Ich glaube ja nicht, dass man diese beiden Lager so klar voneinander trennen kann. Kann ich mich selbst denn guten Gewissens abschotten von den Frevlern, den egozentrischen und auf ihren eigenen Vorteil bedachten Menschen? Kann ich mit dem Finger auf sie zeigen? 

Oder sollte ich nicht eher versuchen, eine Lanze zu brechen für sie, weil ich spüre, dass ich auch manchmal – trotz allem Christsein – zu ihnen gehöre? 

In mir lebt beides; und es ist ein ewiges Bemühen, dem Guten, also der Treue, der Liebe, der Nachfolge, der Versöhnung, dem Frieden und der Gerechtigkeit mehr Raum in mir zu geben als allem anderen. 

Das gelingt vielleicht nicht immer, aber je mehr ich mich bemühe, desto größer wird auch die Sehnsucht nach dem Guten in mir … und hat Auswirkungen auf mein Denken und Handeln. 

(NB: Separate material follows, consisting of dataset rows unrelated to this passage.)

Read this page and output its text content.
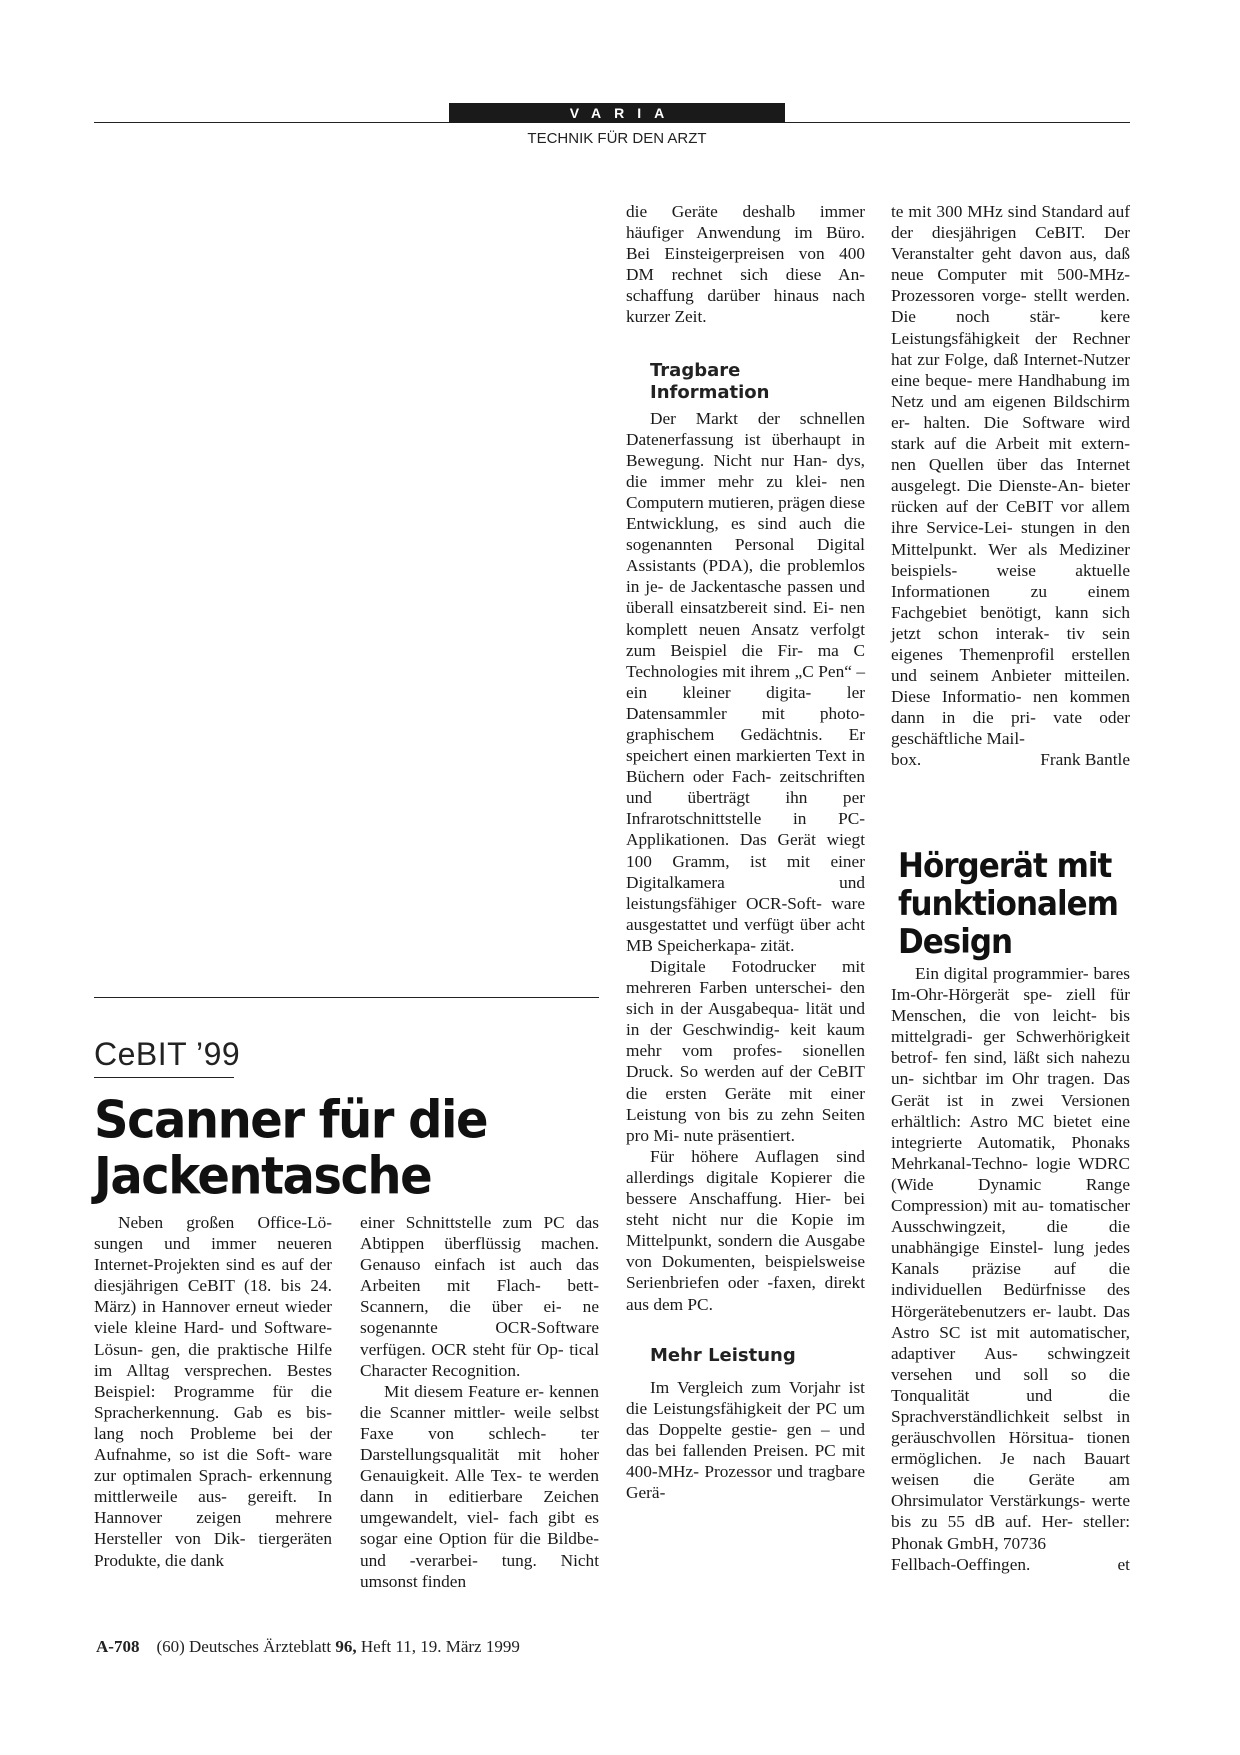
VARIA
TECHNIK FÜR DEN ARZT
CeBIT ’99
Scanner für die
Jackentasche

Neben großen Office-Lö- sungen und immer neueren Internet-Projekten sind es auf der diesjährigen CeBIT (18. bis 24. März) in Hannover erneut wieder viele kleine Hard- und Software-Lösun- gen, die praktische Hilfe im Alltag versprechen. Bestes Beispiel: Programme für die Spracherkennung. Gab es bis- lang noch Probleme bei der Aufnahme, so ist die Soft- ware zur optimalen Sprach- erkennung mittlerweile aus- gereift. In Hannover zeigen mehrere Hersteller von Dik- tiergeräten Produkte, die dank

einer Schnittstelle zum PC das Abtippen überflüssig machen. Genauso einfach ist auch das Arbeiten mit Flach- bett-Scannern, die über ei- ne sogenannte OCR-Software verfügen. OCR steht für Op- tical Character Recognition.

Mit diesem Feature er- kennen die Scanner mittler- weile selbst Faxe von schlech- ter Darstellungsqualität mit hoher Genauigkeit. Alle Tex- te werden dann in editierbare Zeichen umgewandelt, viel- fach gibt es sogar eine Option für die Bildbe- und -verarbei- tung. Nicht umsonst finden

die Geräte deshalb immer häufiger Anwendung im Büro. Bei Einsteigerpreisen von 400 DM rechnet sich diese An- schaffung darüber hinaus nach kurzer Zeit.

Tragbare
Information

Der Markt der schnellen Datenerfassung ist überhaupt in Bewegung. Nicht nur Han- dys, die immer mehr zu klei- nen Computern mutieren, prägen diese Entwicklung, es sind auch die sogenannten Personal Digital Assistants (PDA), die problemlos in je- de Jackentasche passen und überall einsatzbereit sind. Ei- nen komplett neuen Ansatz verfolgt zum Beispiel die Fir- ma C Technologies mit ihrem „C Pen“ – ein kleiner digita- ler Datensammler mit photo- graphischem Gedächtnis. Er speichert einen markierten Text in Büchern oder Fach- zeitschriften und überträgt ihn per Infrarotschnittstelle in PC-Applikationen. Das Gerät wiegt 100 Gramm, ist mit einer Digitalkamera und leistungsfähiger OCR-Soft- ware ausgestattet und verfügt über acht MB Speicherkapa- zität.

Digitale Fotodrucker mit mehreren Farben unterschei- den sich in der Ausgabequa- lität und in der Geschwindig- keit kaum mehr vom profes- sionellen Druck. So werden auf der CeBIT die ersten Geräte mit einer Leistung von bis zu zehn Seiten pro Mi- nute präsentiert.

Für höhere Auflagen sind allerdings digitale Kopierer die bessere Anschaffung. Hier- bei steht nicht nur die Kopie im Mittelpunkt, sondern die Ausgabe von Dokumenten, beispielsweise Serienbriefen oder -faxen, direkt aus dem PC.

Mehr Leistung

Im Vergleich zum Vorjahr ist die Leistungsfähigkeit der PC um das Doppelte gestie- gen – und das bei fallenden Preisen. PC mit 400-MHz- Prozessor und tragbare Gerä-

te mit 300 MHz sind Standard auf der diesjährigen CeBIT. Der Veranstalter geht davon aus, daß neue Computer mit 500-MHz-Prozessoren vorge- stellt werden. Die noch stär- kere Leistungsfähigkeit der Rechner hat zur Folge, daß Internet-Nutzer eine beque- mere Handhabung im Netz und am eigenen Bildschirm er- halten. Die Software wird stark auf die Arbeit mit extern- nen Quellen über das Internet ausgelegt. Die Dienste-An- bieter rücken auf der CeBIT vor allem ihre Service-Lei- stungen in den Mittelpunkt. Wer als Mediziner beispiels- weise aktuelle Informationen zu einem Fachgebiet benötigt, kann sich jetzt schon interak- tiv sein eigenes Themenprofil erstellen und seinem Anbieter mitteilen. Diese Informatio- nen kommen dann in die pri- vate oder geschäftliche Mail-

box.	Frank Bantle
Hörgerät mit
funktionalem
Design

Ein digital programmier- bares Im-Ohr-Hörgerät spe- ziell für Menschen, die von leicht- bis mittelgradi- ger Schwerhörigkeit betrof- fen sind, läßt sich nahezu un- sichtbar im Ohr tragen. Das Gerät ist in zwei Versionen erhältlich: Astro MC bietet eine integrierte Automatik, Phonaks Mehrkanal-Techno- logie WDRC (Wide Dynamic Range Compression) mit au- tomatischer Ausschwingzeit, die die unabhängige Einstel- lung jedes Kanals präzise auf die individuellen Bedürfnisse des Hörgerätebenutzers er- laubt. Das Astro SC ist mit automatischer, adaptiver Aus- schwingzeit versehen und soll so die Tonqualität und die Sprachverständlichkeit selbst in geräuschvollen Hörsitua- tionen ermöglichen. Je nach Bauart weisen die Geräte am Ohrsimulator Verstärkungs- werte bis zu 55 dB auf. Her- steller: Phonak GmbH, 70736

Fellbach-Oeffingen.	et
A-708 (60) Deutsches Ärzteblatt 96, Heft 11, 19. März 1999
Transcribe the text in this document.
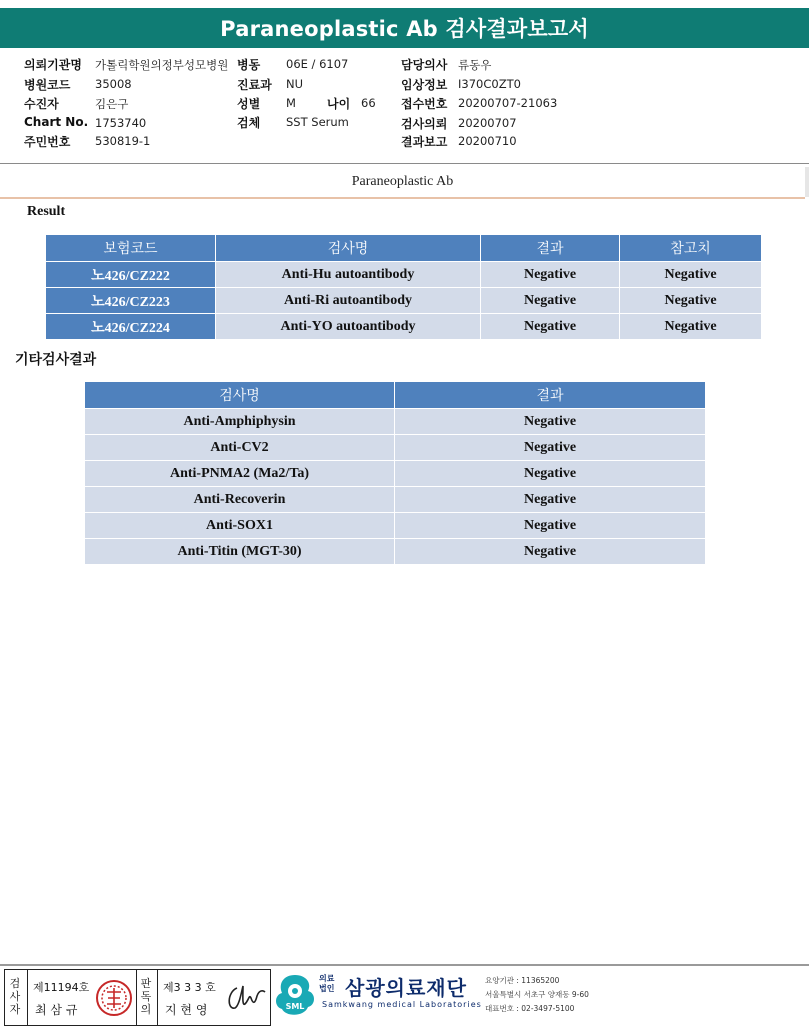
Paraneoplastic Ab 검사결과보고서
의뢰기관명 가톨릭학원의정부성모병원
병원코드 35008
수진자	김은구
Chart No. 1753740
주민번호 530819-1
병동 06E / 6107
진료과 NU
성별 M	나이 66
검체 SST Serum
담당의사 류동우
임상정보 I370C0ZT0
접수번호 20200707-21063
검사의뢰 20200707
결과보고 20200710
Paraneoplastic Ab
Result
보험코드	검사명	결과	참고치
노426/CZ222	Anti-Hu autoantibody	Negative	Negative
노426/CZ223	Anti-Ri autoantibody	Negative	Negative
노426/CZ224	Anti-YO autoantibody	Negative	Negative
기타검사결과
검사명	결과
Anti-Amphiphysin	Negative
Anti-CV2	Negative
Anti-PNMA2 (Ma2/Ta)	Negative
Anti-Recoverin	Negative
Anti-SOX1	Negative
Anti-Titin (MGT-30)	Negative
검
사
자
제11194호
최 삼 규
판
독
의
제3 3 3 호
지 현 영	SML
의료 법인 삼광의료재단
Samkwang medical Laboratories
요양기관 : 11365200
서울특별시 서초구 양재동 9-60
대표번호 : 02-3497-5100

Und das wiederum eröffnet eine Zukunft, wie sie im Psalm beschrieben wird: eine Zukunft des Friedens.

Bischof Dr. Ulrich Neymeyr:

Und das ermutigt zum Friedensengagement. Hier in Erfurt gibt es in der Lorenzkirche seit dem 7. Dezember 1978 jeden Donnerstag ein ökumenisches Friedensgebet. Anlass war die Einführung von „Wehrkunde“ als Unterrichtsfach. Im Herbst 1989 wurde das Friedensgebet zum Kristallisationspunkt für die Demonstrationen. Inspiration war und ist die Verheißung des alttestamentlichen Propheten Micha, dass im messianischen Friedensreich Schwerter zu Pflugscharen gemacht werden. 

Dr. Ulrike Lynn:

Und heute müssen wir hören, dass unser Land zu viel Geld für Soziales ausgegeben hat und zu wenig Geld für Rüstung. 

Bischof Dr. Ulrich Neymeyr:

Auch davon dürfen wir uns nicht entmutigen lassen in unserem Einsatz für Gerechtigkeit und Frieden im gesellschaftlichen und politischen Raum, auch wenn wir damit auf Ablehnung stoßen. Gerade jetzt braucht es unseren Einsatz für Frieden und Gerechtigkeit, denn Zukunft hat der Mensch des Friedens.